Some types of measurement tampering would be continuous with desired behaviour, and some not. By “continuous” I mean that it lies in the same basin in gradient-descent terms, and “discontinuous” I mean it doesn’t.
It’s plausible that measurement tampering can be avoided via ensuring that measurement tampering behavior isn’t explored into.
I’d be interested in trying to find realistic setups and then seeing what happens by default. We could also test various limitation on exploration to see if these approaches help. We’d be interested in testing exploration limiting approaches in follow up work.
That said, depending on weakness in exploration feels to me like a fundamentally fragile strategy and I’d prefer not depending on it.
Note that measurement tampering detection is most applicable in worlds where we need AIs take inscrutable actions (e.g. inscrutable actions is the most competitive and we can’t solve our problems with weaker AIs) and thus outcomes based RL is needed to get these AIs to do the right thing. We probably need these AIs to find creative and powerful strategies. It seems hard for RL to explore these creative strategies while also no exploring measurment tampering strategies. (If we knew our AIs were generally fully aligned, we could just give them instructions and we wouldn’t need RL. But this requires solving the problem via other means.)
I don’t expect discontinous behaviour to arise if the AI is initially trained in a regime where it is rewarded for the desired behaviour
The concern is that to explore the strategies we want, RL will also explore tampering and tampering will often be favorable.
We can probably have an “initial” training phase where we only train AIs on examples that humans can confidently label. But this “initial” training only seems relevant if you expect this initial training to generalize quite far. E.g., supposing this training is done before outcomes based RL, then the AI might not yet be very smart and you need some notion of alignment to be retained despite a huge amount of RL making the AI smarter and more competent in the domain.
See the ELK report for more discussion of generalization hopes.
Yes, it can explore—but its goals should be shaped by the basin it’s been in in the past, so it should not jump to another basin (where the other basin naturally fits a different goal—if they fit the same goal, then they’re effectively the same basin), even if it’s good at exploring. If it does, some assumption has gone wrong, such that the appropriate response is a shutdown not some adjustment.
On the other hand, if it’s very advanced, then it might become powerful enough at some point to act on a misgeneralizaton of its goals such that some policy highly rewarded by the goal is outside any natural basin of the reward system, where acting on it means subverting the reward system. But the smarter it is the less likely it is to misgeneralize in this way (though the more capable it is of acting on it). And in this case the appropriate response is even more clearly a shutdown.
And in the more pedestrian “continuous” case where the goal we’re training on is not quite what we actually want, I’m skeptical you achieve much beyond just adjusting the effective goal slightly.
It’s plausible that measurement tampering can be avoided via ensuring that measurement tampering behavior isn’t explored into.
I’d be interested in trying to find realistic setups and then seeing what happens by default. We could also test various limitation on exploration to see if these approaches help. We’d be interested in testing exploration limiting approaches in follow up work.
That said, depending on weakness in exploration feels to me like a fundamentally fragile strategy and I’d prefer not depending on it.
Note that measurement tampering detection is most applicable in worlds where we need AIs take inscrutable actions (e.g. inscrutable actions is the most competitive and we can’t solve our problems with weaker AIs) and thus outcomes based RL is needed to get these AIs to do the right thing. We probably need these AIs to find creative and powerful strategies. It seems hard for RL to explore these creative strategies while also no exploring measurment tampering strategies. (If we knew our AIs were generally fully aligned, we could just give them instructions and we wouldn’t need RL. But this requires solving the problem via other means.)
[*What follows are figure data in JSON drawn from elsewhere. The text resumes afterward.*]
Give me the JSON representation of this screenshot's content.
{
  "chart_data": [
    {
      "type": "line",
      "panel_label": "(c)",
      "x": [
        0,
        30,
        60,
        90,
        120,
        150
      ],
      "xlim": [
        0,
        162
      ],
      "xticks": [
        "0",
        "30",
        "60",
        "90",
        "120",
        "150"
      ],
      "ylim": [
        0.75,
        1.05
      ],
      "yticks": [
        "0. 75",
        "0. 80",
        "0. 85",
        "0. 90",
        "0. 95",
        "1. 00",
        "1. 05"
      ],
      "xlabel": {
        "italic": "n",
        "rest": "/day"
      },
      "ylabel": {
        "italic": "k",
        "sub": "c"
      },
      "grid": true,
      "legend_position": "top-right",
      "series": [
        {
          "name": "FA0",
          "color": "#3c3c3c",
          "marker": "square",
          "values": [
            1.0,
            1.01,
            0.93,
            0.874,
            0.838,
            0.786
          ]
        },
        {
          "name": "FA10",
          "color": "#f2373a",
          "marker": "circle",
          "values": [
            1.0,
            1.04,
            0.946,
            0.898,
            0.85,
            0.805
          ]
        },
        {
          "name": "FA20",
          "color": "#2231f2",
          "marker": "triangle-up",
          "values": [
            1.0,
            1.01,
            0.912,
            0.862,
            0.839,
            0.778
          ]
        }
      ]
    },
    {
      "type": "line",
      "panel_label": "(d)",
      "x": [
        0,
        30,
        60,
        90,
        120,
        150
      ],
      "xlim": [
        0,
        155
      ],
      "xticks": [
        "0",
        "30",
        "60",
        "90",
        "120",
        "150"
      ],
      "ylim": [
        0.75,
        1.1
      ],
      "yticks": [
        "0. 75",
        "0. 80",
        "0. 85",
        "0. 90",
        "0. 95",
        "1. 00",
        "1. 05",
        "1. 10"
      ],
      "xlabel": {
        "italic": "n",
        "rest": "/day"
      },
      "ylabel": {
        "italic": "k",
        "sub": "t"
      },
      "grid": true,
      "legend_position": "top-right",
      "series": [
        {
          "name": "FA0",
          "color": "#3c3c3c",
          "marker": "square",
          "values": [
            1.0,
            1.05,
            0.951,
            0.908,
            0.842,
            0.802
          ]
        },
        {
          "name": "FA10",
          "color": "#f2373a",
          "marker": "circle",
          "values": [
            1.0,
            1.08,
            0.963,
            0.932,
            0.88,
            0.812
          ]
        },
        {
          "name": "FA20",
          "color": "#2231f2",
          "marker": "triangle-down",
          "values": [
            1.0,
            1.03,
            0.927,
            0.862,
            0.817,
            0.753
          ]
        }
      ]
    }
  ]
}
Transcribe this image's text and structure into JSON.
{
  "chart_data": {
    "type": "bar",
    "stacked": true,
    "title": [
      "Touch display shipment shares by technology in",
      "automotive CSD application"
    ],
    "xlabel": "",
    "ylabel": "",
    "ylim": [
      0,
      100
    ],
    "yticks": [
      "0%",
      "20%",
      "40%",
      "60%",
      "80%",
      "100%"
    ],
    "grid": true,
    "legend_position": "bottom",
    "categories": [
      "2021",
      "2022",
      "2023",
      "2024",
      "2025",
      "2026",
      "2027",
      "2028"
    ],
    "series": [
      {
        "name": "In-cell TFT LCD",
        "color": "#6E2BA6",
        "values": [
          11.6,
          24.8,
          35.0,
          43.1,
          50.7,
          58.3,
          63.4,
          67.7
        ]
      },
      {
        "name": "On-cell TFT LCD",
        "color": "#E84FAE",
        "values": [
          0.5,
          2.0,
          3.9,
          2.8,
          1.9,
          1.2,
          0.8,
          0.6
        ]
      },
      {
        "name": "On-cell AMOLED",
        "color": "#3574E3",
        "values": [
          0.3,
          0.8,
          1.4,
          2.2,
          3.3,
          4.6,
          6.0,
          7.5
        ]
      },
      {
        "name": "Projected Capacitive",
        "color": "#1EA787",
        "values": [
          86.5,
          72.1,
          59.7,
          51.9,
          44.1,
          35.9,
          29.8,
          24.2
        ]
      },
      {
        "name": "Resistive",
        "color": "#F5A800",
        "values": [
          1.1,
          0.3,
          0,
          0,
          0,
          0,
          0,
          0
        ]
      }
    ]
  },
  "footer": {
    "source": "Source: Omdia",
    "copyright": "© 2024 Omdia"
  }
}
The concern is that to explore the strategies we want, RL will also explore tampering and tampering will often be favorable.
We can probably have an “initial” training phase where we only train AIs on examples that humans can confidently label. But this “initial” training only seems relevant if you expect this initial training to generalize quite far. E.g., supposing this training is done before outcomes based RL, then the AI might not yet be very smart and you need some notion of alignment to be retained despite a huge amount of RL making the AI smarter and more competent in the domain.
See the ELK report for more discussion of generalization hopes.
Yes, it can explore—but its goals should be shaped by the basin it’s been in in the past, so it should not jump to another basin (where the other basin naturally fits a different goal—if they fit the same goal, then they’re effectively the same basin), even if it’s good at exploring. If it does, some assumption has gone wrong, such that the appropriate response is a shutdown not some adjustment.
On the other hand, if it’s very advanced, then it might become powerful enough at some point to act on a misgeneralizaton of its goals such that some policy highly rewarded by the goal is outside any natural basin of the reward system, where acting on it means subverting the reward system. But the smarter it is the less likely it is to misgeneralize in this way (though the more capable it is of acting on it). And in this case the appropriate response is even more clearly a shutdown.
And in the more pedestrian “continuous” case where the goal we’re training on is not quite what we actually want, I’m skeptical you achieve much beyond just adjusting the effective goal slightly.